The history graph is being removed from the main "Source Control" view and moved into its own view - "Source Control Graph". This new view also support paging, and should only result in git log calls if it is visible and expanded.

juliannadeau-stripe commented 2 weeks ago

I see, @lszomoru Thanks for the explanation!

In that case, I am not sure that this solves the issue here. The timeline and history view are using commands that use 10+ GB of RAM regardless of how many pages are being used. A single invocation leads to runaway memory usage.

I can think of 2 things that could resolve this:

  1. Find a more efficient command to use
  2. Can VSCode provide settings I can disable globally for all of this history/timeline views to avoid our engineers' laptops crashing?
lszomoru commented 2 weeks ago

For context, we have essentially disabled the timeline globally across the company 😄 (set pageSize to 0)

Isn't this what you have done based on your comment? At least for the timeline view?

juliannadeau-stripe commented 2 weeks ago

It is "disabled" in that the page size is 0, but the actual feature is still on. It's still showing up in the UI, but it would be nice if it didnt run commands or show up at all :)

The source control UI could still use the off switch too :)

Thank you!

lszomoru commented 2 weeks ago

Rather than disabling various source control features, I would like to get them working with large repositories.

Timeline

Specifying the following timeline settings ("timeline.pageOnScroll": true, "timeline.pageSize": 50) will run the following git command (please replace file with a path of a file from the repository). Can you please confirm that running this from the terminal the git process consumes 10GB of RAM? I would also be interested in knowing the time it took the command to run.

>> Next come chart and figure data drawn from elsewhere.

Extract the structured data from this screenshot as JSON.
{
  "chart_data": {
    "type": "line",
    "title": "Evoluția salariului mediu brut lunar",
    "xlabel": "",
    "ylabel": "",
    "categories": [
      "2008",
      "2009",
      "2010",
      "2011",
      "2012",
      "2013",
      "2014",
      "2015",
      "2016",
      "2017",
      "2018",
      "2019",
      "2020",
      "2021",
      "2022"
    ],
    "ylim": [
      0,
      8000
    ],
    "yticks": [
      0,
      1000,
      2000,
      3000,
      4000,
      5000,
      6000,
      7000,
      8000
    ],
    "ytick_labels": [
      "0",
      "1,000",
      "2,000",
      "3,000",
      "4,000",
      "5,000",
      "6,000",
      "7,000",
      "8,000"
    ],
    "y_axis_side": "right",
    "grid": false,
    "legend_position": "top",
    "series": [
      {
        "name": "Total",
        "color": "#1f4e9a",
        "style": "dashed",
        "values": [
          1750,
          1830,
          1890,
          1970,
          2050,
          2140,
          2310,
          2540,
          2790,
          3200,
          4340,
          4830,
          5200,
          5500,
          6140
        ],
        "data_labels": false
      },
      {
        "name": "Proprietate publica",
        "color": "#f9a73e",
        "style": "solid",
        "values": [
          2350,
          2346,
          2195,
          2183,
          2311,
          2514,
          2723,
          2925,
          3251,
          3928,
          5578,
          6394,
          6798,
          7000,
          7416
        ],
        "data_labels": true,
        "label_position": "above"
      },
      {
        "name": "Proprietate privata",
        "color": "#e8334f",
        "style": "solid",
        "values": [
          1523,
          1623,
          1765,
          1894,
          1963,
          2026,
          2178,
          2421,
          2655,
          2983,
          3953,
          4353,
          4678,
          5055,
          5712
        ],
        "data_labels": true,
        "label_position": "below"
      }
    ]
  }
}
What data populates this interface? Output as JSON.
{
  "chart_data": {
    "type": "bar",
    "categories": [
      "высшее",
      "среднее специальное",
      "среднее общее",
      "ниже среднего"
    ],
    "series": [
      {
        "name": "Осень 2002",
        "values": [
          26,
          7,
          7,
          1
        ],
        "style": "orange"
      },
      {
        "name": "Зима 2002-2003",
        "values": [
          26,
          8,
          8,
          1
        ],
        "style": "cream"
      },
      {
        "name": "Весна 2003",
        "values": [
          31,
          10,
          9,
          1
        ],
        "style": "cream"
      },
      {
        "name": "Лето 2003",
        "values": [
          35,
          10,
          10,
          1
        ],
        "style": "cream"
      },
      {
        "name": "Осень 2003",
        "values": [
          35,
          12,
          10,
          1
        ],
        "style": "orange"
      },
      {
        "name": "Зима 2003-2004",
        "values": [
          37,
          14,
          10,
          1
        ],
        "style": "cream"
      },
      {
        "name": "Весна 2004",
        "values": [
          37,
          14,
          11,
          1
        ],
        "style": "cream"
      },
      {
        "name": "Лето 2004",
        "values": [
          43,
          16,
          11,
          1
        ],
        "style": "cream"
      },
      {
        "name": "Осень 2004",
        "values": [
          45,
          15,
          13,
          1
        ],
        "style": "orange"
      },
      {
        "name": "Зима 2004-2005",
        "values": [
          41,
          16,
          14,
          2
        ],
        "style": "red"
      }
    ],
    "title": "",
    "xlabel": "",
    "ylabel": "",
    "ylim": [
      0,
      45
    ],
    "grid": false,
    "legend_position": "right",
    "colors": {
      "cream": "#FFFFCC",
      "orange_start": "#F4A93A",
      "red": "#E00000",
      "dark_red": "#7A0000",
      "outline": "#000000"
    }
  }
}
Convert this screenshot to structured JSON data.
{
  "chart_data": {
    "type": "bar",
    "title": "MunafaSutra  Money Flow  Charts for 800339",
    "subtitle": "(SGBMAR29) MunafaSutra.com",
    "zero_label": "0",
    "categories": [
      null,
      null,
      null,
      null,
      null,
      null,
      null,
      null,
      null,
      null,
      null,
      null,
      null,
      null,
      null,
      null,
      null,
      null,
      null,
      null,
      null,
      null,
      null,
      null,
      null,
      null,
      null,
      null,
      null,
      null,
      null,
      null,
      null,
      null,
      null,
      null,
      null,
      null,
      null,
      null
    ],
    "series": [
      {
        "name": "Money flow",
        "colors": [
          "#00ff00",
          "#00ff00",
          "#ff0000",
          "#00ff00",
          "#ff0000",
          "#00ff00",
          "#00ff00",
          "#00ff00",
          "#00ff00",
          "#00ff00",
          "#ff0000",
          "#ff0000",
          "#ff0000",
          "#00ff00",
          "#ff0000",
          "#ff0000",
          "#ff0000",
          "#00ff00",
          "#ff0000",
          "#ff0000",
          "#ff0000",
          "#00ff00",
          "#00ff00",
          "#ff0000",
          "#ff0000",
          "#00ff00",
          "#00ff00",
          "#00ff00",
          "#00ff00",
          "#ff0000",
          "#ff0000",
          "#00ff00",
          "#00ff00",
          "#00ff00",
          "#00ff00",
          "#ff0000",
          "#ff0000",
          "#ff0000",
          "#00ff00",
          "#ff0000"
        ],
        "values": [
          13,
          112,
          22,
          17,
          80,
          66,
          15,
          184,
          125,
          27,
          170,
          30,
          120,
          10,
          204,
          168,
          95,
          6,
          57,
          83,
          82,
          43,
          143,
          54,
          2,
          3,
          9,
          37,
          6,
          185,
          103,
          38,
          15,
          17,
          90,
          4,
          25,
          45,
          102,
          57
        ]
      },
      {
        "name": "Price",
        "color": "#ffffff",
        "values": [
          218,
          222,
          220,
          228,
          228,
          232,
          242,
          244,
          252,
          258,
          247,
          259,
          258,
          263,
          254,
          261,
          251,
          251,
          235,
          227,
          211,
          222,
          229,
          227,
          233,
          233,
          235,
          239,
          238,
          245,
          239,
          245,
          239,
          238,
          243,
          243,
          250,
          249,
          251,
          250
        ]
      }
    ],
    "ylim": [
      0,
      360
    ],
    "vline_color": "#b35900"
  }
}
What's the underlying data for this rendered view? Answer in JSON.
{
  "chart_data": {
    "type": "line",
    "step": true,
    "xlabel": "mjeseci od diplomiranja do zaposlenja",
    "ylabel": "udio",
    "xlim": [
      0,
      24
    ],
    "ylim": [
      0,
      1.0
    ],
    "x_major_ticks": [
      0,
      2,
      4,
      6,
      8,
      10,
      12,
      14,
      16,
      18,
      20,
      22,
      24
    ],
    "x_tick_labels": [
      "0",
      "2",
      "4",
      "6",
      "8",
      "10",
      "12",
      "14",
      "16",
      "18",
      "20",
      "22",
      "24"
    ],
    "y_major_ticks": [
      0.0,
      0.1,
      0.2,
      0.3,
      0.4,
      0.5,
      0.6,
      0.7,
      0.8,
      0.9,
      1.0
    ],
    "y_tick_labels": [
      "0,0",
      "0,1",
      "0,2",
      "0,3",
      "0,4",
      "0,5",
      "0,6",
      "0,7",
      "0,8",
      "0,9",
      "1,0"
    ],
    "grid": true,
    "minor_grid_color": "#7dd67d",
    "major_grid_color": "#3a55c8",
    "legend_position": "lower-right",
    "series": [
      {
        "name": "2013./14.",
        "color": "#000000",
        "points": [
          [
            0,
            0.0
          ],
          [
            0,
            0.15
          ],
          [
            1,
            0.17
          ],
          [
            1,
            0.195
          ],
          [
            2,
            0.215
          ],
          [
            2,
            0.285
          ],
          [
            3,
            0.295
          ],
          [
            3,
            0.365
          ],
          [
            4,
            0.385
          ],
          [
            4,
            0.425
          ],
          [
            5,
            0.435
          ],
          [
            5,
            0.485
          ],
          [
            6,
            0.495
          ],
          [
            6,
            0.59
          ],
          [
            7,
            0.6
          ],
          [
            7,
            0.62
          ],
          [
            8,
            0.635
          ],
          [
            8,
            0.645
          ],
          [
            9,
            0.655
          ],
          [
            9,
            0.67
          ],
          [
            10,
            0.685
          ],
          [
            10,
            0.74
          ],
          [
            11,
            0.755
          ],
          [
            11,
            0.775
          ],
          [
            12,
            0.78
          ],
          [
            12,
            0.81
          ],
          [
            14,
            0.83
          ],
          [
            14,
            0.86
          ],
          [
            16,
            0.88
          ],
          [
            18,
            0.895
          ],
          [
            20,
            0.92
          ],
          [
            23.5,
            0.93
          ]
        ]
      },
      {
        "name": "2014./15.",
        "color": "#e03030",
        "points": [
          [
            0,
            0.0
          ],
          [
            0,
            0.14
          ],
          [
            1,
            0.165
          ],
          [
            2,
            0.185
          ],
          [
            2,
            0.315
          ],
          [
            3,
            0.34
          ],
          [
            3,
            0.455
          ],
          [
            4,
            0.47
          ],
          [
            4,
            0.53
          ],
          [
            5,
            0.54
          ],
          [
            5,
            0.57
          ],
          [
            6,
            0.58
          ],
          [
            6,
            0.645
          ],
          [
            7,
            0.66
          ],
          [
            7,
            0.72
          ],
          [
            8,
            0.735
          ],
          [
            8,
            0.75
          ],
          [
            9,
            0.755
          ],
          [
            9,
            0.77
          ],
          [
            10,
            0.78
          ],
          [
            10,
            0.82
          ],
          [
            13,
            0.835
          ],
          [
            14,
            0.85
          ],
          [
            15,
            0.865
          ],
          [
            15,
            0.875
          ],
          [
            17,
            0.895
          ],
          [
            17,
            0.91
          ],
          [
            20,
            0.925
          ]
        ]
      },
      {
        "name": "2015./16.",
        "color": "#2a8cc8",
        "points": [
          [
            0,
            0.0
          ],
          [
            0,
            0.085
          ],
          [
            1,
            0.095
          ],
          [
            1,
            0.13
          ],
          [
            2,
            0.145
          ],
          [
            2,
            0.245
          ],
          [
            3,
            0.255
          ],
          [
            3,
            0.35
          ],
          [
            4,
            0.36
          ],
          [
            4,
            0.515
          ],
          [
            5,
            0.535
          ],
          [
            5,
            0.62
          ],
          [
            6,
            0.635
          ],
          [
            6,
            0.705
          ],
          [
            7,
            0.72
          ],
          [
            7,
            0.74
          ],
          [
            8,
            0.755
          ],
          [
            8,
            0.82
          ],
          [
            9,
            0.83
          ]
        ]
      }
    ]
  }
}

git log --format=%H%n%aN%n%aE%n%at%n%ct%n%P%n%D%n%B -z -n51 --follow -- FILE

Source Control Graph

This feature, when the view is visible and expanded will run the following git command. Can you please confirm that running this from the terminal the git process consumes 10GB of RAM? I would also be interested in knowing the time it took the command to run.

git log --format=%H%n%aN%n%aE%n%at%n%ct%n%P%n%D%n%B -z --shortstat --diff-merges=first-parent -n50 --skip=0 --topo-order --decorate=full refs/heads/main refs/remotes/origin/main

Could you also make sure that you are running the latest version of git? Thanks!

juliannadeau-stripe commented 2 weeks ago

Timeline

I ran time git log --format=%H%n%aN%n%aE%n%at%n%ct%n%P%n%D%n%B -z -n51 --follow -- cibot/README.md and it takes about 3GB of RAM. It also takes about 16s to run. image

We have dug into this and git does not work well with mmaps on mac and loads far too much into memory. We saw abnormally high amounts of memory with a page size of 1 (200MB)

Source control graph

 time (git log --format=%H%n%aN%n%aE%n%at%n%ct%n%P%n%D%n%B -z --shortstat --diff-merges=first-parent -n50 --skip=0 --topo-order --decorate=full refs/heads/master refs/remotes/origin/master > /dev/null)
0.25s user 0.39s system 14% cpu 4.345 total

I dont see a ton of ram using this command

Voultapher commented 2 weeks ago

@lszomoru if you want to experiment yourself, I initially noticed the issue with this open source project https://github.com/rust-lang/rust which has a large history and many converging branches.

lszomoru commented 2 weeks ago

@juliannadeau-stripe, thanks for the update. Glad to hear that the command for the Source Control Graph view does not use a ton of memory. What is the version of git that you are using? If you are running the latest version, do you mind filing an issue for git so that it gets investigated? Does the command consume less resources if you omit the --follow flag?

juliannadeau-stripe commented 2 weeks ago

We are on the latest version :) We have spoken to some core git contributors about the issue, but haven't filed an official bug report about it.

lszomoru commented 2 weeks ago

I do think that it would make sense to file an issue again git to see if there is any improvements that they can make or whether there are any flags that we could use to reduce resource consumption. In the meantime you can either use the settings to enable paging in the timeline view and control the page size.